Domenica 24 novembre in una Roma imbronciata e piovigginosa, annoiata ma vigile, pronta a rovesciarti addosso un acquazzone come si deve se je rode er chiccherone, mi ritrovo con la mia coach e gli amici di squadra a riscaldarmi alla Deejay Ten.
Il clima di gara non è diverso da altre gare a cui ho partecipato anzi, dovessi dirla tutta, è senz’altro meno entusiasmante che alla Corsa dei Santi o alla We Run Rome, per non citare la Miguel con la quale non c’è storia ma che, tuttavia, si svolge in altra parte della capitale.
A pensarci bene di diverso in effetti finora ho visto poco; il pacco gara è come tutti gli altri e forse vi sono più stand che non fanno però più festa che in altre manifestazioni.
Mi infilo tra chi correrà la competitiva e mentre dalla torretta laterale si alternano speaker più o meno famosi che, devo dirlo, si impegnano poco a creare quel clima di entusiasmo che dovrebbe precedere ogni manifestazione podistica che si rispetti, tant’è che pochi alzano le braccia al cielo alla richiesta espressa di “fatevi vedere”, tiro su una serietà da teatro greco, che poco si addice al mio spirito di runner.
Sono concentrata, ho fatto una promessa a me stessa ed ho un obiettivo in testa che non è solo legato al tempo di gara, ma anche alla mia vita.
Sapete quelle scemenze tipo se farò la gara in 50 minuti allora succederà questo se la farò in 51 no, ma se la finisco in 49 allora… non ditemi che non sapete di cosa parlo perché non ci credo!
Per fortuna davanti a me si gira un ragazzone moro con gli occhi profondi che mi guarda e accenna un sorriso … e come si fa a non rispondere a un sorriso seppur connotato da una timidezza rispettosa?
Non si può!

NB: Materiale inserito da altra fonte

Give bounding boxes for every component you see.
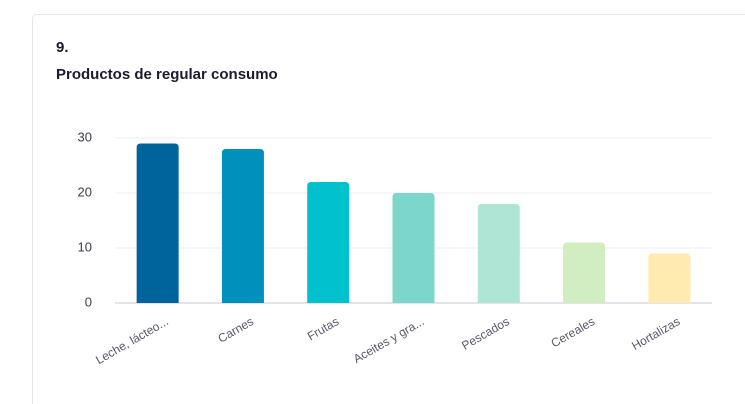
bar — [136, 143, 179, 303]
bar — [307, 182, 350, 303]
y-tick-label: 0 — [85, 294, 92, 309]
y-tick-label: 20 — [78, 184, 92, 199]
bar — [477, 204, 520, 303]
bar — [221, 149, 264, 303]
y-tick-label: 10 — [78, 239, 92, 254]
y-tick-label: 30 — [78, 129, 92, 144]
chart-subtitle: Productos de regular consumo — [56, 66, 278, 83]
card — [32, 14, 745, 404]
bar — [392, 193, 435, 303]
bar — [563, 242, 606, 303]
bar — [648, 253, 691, 303]
chart-title: 9. — [56, 39, 69, 56]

E così di rimando allargo il viso anche io senza esitazioni.
Gianni è di Torino ed è al nastro di partenza da solo perché i suoi amici, un po’ per il tempo, un po’ per acciacchi vari, hanno deciso di non correre oggi la Deejay Ten.
Poco male la corriamo insieme, io senza fiato in salita perché i quadricipiti non sono ancora duri a morire come dovrebbero, ecosì anche in discesa perché mi corro anche l’anima. Lui in salita tira come un mulo e poi per recuperare in discesa rallenta e in qualche modo mi aspetta.
La gara è silenziosa, non c’è musica, non c’è gente ai lati della strada, non c’è incitamento se non un bambino che al balcone di un palazzo grida senza sosta “dai, dai”.
Un paradosso: ma non doveva essere la gara della musica? La gara della festa? Insomma non era corri come un dj? Non ci penso troppo su, cerco di non perdere la concentrazione e mi ritrovo sempre con Gianni nei dintorni dei miei passi.
Nei pressi del traguardo la mia coach e i suoi amici nemmeno a farlo apposta sono vicini e strillano i nostri nomi all’unisono, mentre senza risparmio tagliamo il traguardo mano nella mano.
Ci abbracciamo e ci facciamo quel bel selfie che vedete qui sotto.
Bè che dire la corsa è sempre sorprendente: la gara non era come doveva essere, nemmeno nel ristoro e pacco gara finali, i 50 minuti li ho sforati anche se ho fatto un pb che comunque rallegra l’anima, ma soprattutto ho trovato un amico di corse!
Daje Gianni sai che ti dico? Il prossimo anno vieni a trovarmi ma invece della Deejay Ten se famo Corri alla Garbatella che, come se dice a Roma, è na gara più sincera… insomma dai meno cazzara!